Equipping the rebels with heavy weapons would both send a powerful signal to the Syrian regime and boost the rebels standing among an increasingly desperate population caught in the crossfire, opposition officials say privately.

Jarba also denounced as a "farce" plans by Syrian President Bashar al-Assad to stand for re-election in polls set for next month, saying it would give him "a licence ... to kill his own people for many years to come."

"He wants to run for office on the dead bodies of the Syrians," Jarba told the US Institute of Peace on the eve of talks with US Secretary of State John Kerry as well as other senior White House and Pentagon officials.

In a bid to show a united opposition front, he is accompanied by the new chief of staff of the Free Syrian Army (FSA), Brigadier General Abdelilah al-Bashir who took over at the head of the military arm after a bitter power tussle with former head General Selim Idriss.

In the past three years some 10 million people had been displaced from their homes in Syria, many of them fleeing abroad, while some 200,000 people had been killed, Jarba maintained.

- 'Don't send your sons to die in Syria' -

But he denied that Assad was gaining the upper hand in the grinding conflict, saying that in towns like Idlib and Aleppo as well as to the south on the coast, the opposition was "moving forward."

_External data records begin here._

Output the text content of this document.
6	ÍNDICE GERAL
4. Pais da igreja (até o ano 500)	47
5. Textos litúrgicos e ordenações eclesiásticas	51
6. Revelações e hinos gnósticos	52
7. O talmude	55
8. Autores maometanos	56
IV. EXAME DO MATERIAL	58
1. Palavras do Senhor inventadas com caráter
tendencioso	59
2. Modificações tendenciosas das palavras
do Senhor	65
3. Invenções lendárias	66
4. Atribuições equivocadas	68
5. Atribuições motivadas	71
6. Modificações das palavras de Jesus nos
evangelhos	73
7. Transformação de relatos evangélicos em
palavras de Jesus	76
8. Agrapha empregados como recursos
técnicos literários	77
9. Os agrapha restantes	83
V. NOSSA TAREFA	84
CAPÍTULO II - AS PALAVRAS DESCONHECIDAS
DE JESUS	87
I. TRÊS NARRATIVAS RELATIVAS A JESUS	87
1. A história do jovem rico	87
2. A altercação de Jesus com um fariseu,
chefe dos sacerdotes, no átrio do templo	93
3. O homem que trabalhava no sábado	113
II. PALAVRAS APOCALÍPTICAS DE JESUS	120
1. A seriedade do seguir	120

But Jarba was speaking on the day that the rebels began to evacuate what had been their stronghold of Homs, under an unprecedented deal that hands the city and its shelled-out ruins back to the regime.

Jarba admitted Homs was "a very important symbol for the Syrian revolution" in which the "inhabitants gave everything."

But its loss was "not the end of the world," he said, adding that what was important was to save lives and "in all battles you have a rhythm" and the rebels would win the city back.

Jarba also stressed Syrians were not calling on the United States or the West "to send their sons to Syria" to fight as in past wars in Iraq or Afghanistan.

"We do not want Americans to die in Syria," he insisted.

But "we do have a problem with the air forces, the air raids and the barrel bombs. This is making our lives a nightmare.

"We do need effective and efficient weapons... and we commit to keep them in the right hands."

Washington is the largest donor of humanitarian aid to the Syrian people, having provided some $1.7 billion in assistance for the refugees and those besieged in the country.

And while it has provided some non-lethal military support such as night-vision goggles, medical supplies, and communications equipment, US President Barack Obama has steered clear of providing heavy weaponry, fearful it could end up in the hands of Islamist groups who have flooded into the country amid the chaos.

Jarba however said, before arriving in the US, that the rebels had received American TOW anti-tank missiles.

A senior US administration official did acknowledge this week that there was "an asymmetry militarily" between the opposition rebels and the Assad regime, and said Washington was looking at ways to change the balance of power on the ground.

US officials insist there can however be no military solution to the three-year war, and argue that what is needed is to create the right environment to resume peace negotiations, which collapsed in failure in February.